Syrian dissident Haytham Mannaʿ (b. 1951) echoed these appeals for a new Nahda. Writing eight months before the outbreak of the Arab uprisings, Mannaʿ considered it imperative to shift the Nahda project from “superficial” cultural and political battles to matters of concern to the broader social base struggling for change. It was after Muhammad Bouazizi’s self-immolation in December 2010 ignited the Tunisian and Egyptian uprisings that the Nahda discourse spilled over onto Arab streets. In particular, the chanting of “The People want the Fall of the Regime” was inspired by Abu al-Qasim al-Shabbi’s famous existentialist poem of 1933, “The Will to Live.” Al-Shabbi (1909–1934) did not write political poetry. His diwan, which included poems such as “To the People” and “To the Tyrants of the World” that were originally published in the short-lived, experimental Egyptian journal Apollo, was not resistance literature but naturalistic and dreamy poetry. But chanted by thousands of protesters in 2011, the poem energized the people to break all barriers of fear in Cairo and invoked Tunisian-Egyptian solidarity:

If, one day, the people want to live, then fate will answer their call.

And their night will then begin to fade, and the chains break and fall.

For he who is not embraced by life’s passion will dissipate into thin air,

Woe to him whom life loves not, against the void that strikes there,

At least that is what all creation has told me, and what its hidden spirits declare.[3]

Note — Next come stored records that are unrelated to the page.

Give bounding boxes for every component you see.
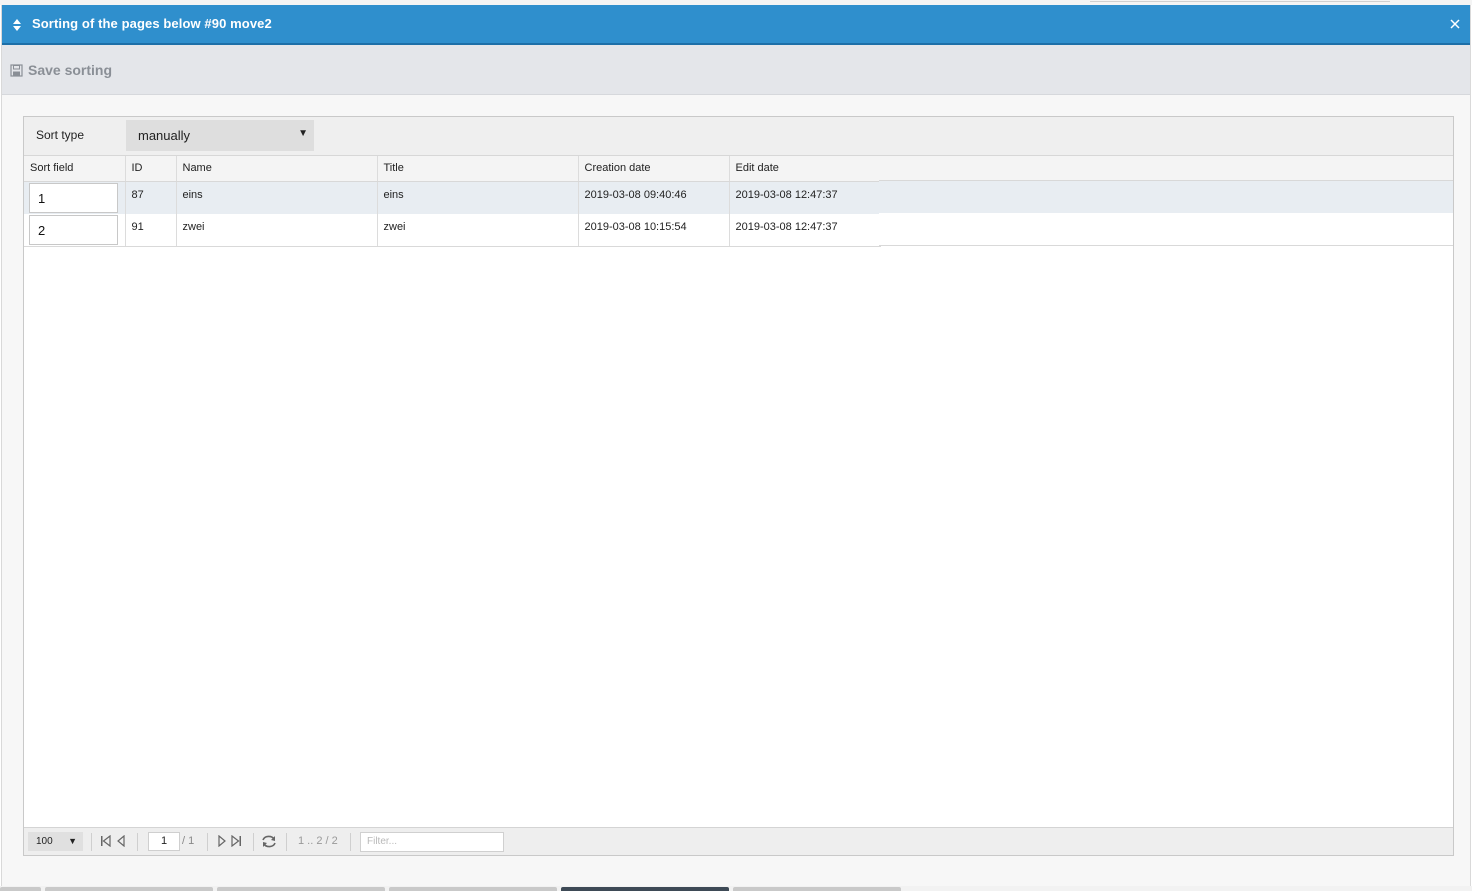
sort-field-cell: 2 xyxy=(24,213,126,247)
column-header-sort-field[interactable]: Sort field xyxy=(24,156,126,182)
pager-separator xyxy=(286,833,287,851)
dropdown-arrow-icon: ▼ xyxy=(68,836,77,846)
taskbar-tab[interactable] xyxy=(733,887,901,891)
dropdown-arrow-icon: ▼ xyxy=(298,128,308,139)
creation-date-value: 2019-03-08 09:40:46 xyxy=(584,188,687,201)
pagination-bar: 100 ▼ 1 / 1 1 .. 2 / 2 Filter... xyxy=(24,827,1453,855)
sort-type-select[interactable]: manually ▼ xyxy=(126,120,314,151)
name-cell: zwei xyxy=(176,213,378,247)
page-number-input[interactable]: 1 xyxy=(148,832,180,851)
pager-separator xyxy=(91,833,92,851)
column-header-id[interactable]: ID xyxy=(125,156,177,182)
page-size-select[interactable]: 100 ▼ xyxy=(28,832,83,851)
column-header-creation-date[interactable]: Creation date xyxy=(578,156,730,182)
sort-type-value: manually xyxy=(138,128,191,143)
title-cell: eins xyxy=(377,181,579,214)
id-value: 91 xyxy=(131,220,144,233)
dialog-titlebar[interactable]: Sorting of the pages below #90 move2 xyxy=(2,5,1470,45)
filter-input[interactable]: Filter... xyxy=(360,832,504,852)
sort-field-input[interactable]: 2 xyxy=(29,214,118,245)
save-sorting-label: Save sorting xyxy=(28,62,113,78)
table-filler xyxy=(879,156,1453,246)
sorting-panel: Sort type manually ▼ Sort field ID Name xyxy=(23,116,1454,856)
dialog-title: Sorting of the pages below #90 move2 xyxy=(32,16,272,31)
edit-date-cell: 2019-03-08 12:47:37 xyxy=(729,213,881,247)
sort-type-bar: Sort type manually ▼ xyxy=(24,117,1453,156)
name-value: zwei xyxy=(182,220,205,233)
title-value: eins xyxy=(383,188,404,201)
sorting-dialog: Sorting of the pages below #90 move2 Sav… xyxy=(1,5,1471,886)
save-sorting-button[interactable]: Save sorting xyxy=(10,60,112,80)
taskbar-tab[interactable] xyxy=(389,887,557,891)
id-cell: 91 xyxy=(125,213,177,247)
creation-date-cell: 2019-03-08 10:15:54 xyxy=(578,213,730,247)
close-icon[interactable] xyxy=(1446,15,1464,33)
taskbar-tab[interactable] xyxy=(0,887,41,891)
table-header-row: Sort field ID Name Title Creation date E… xyxy=(24,156,881,182)
taskbar-tab[interactable] xyxy=(217,887,385,891)
page-size-value: 100 xyxy=(36,836,53,847)
dialog-toolbar: Save sorting xyxy=(2,45,1470,95)
first-page-icon[interactable] xyxy=(100,835,111,847)
taskbar-tab[interactable] xyxy=(45,887,213,891)
taskbar xyxy=(0,886,1472,891)
pager-separator xyxy=(253,833,254,851)
id-cell: 87 xyxy=(125,181,177,214)
edit-date-value: 2019-03-08 12:47:37 xyxy=(735,220,838,233)
column-header-edit-date[interactable]: Edit date xyxy=(729,156,881,182)
title-value: zwei xyxy=(383,220,406,233)
edit-date-cell: 2019-03-08 12:47:37 xyxy=(729,181,881,214)
next-page-icon[interactable] xyxy=(218,835,226,847)
table-row[interactable]: 1 87 eins eins 2019-03-08 09:40:46 2019-… xyxy=(24,181,881,214)
pager-separator xyxy=(350,833,351,851)
background-field xyxy=(1090,0,1390,2)
record-range: 1 .. 2 / 2 xyxy=(298,835,338,847)
sort-field-input[interactable]: 1 xyxy=(29,182,118,213)
column-header-name[interactable]: Name xyxy=(176,156,378,182)
sort-type-label: Sort type xyxy=(36,128,85,142)
pages-table: Sort field ID Name Title Creation date E… xyxy=(24,156,881,247)
title-cell: zwei xyxy=(377,213,579,247)
id-value: 87 xyxy=(131,188,144,201)
floppy-disk-icon xyxy=(10,63,23,77)
name-value: eins xyxy=(182,188,203,201)
last-page-icon[interactable] xyxy=(231,835,242,847)
sort-arrows-icon xyxy=(13,19,21,31)
creation-date-value: 2019-03-08 10:15:54 xyxy=(584,220,687,233)
creation-date-cell: 2019-03-08 09:40:46 xyxy=(578,181,730,214)
total-pages: / 1 xyxy=(182,835,195,847)
pager-separator xyxy=(137,833,138,851)
table-row[interactable]: 2 91 zwei zwei 2019-03-08 10:15:54 2019-… xyxy=(24,213,881,247)
pager-separator xyxy=(207,833,208,851)
column-header-title[interactable]: Title xyxy=(377,156,579,182)
sort-field-cell: 1 xyxy=(24,181,126,214)
name-cell: eins xyxy=(176,181,378,214)
edit-date-value: 2019-03-08 12:47:37 xyxy=(735,188,838,201)
previous-page-icon[interactable] xyxy=(117,835,125,847)
taskbar-tab-active[interactable] xyxy=(561,887,729,891)
refresh-icon[interactable] xyxy=(261,834,277,849)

[Excerpted from Arabic Thought Beyond the Liberal Age: Towards an Intellectual History of the Nahda, with permission. (c) 2017.]



[1] There is, of course, nothing about the twenty-first century that should have immunized us against Orientalist scholarship any more than the return of fascism. Recall Benjamin’s rejoinder in Thesis VIII of his On the Concept of History that “[t]he astonishment that the things we are experiencing in the 20th century are ‘still’ possible is … not the beginning of knowledge,” but rather a clear sign that “the conception of history on which it rests is untenable.”

[2] David Scott, Refashioning Futures: Criticism and Postcoloniality (Princeton, 1999), 9.

[3] Translated by Elliott Colla (2012).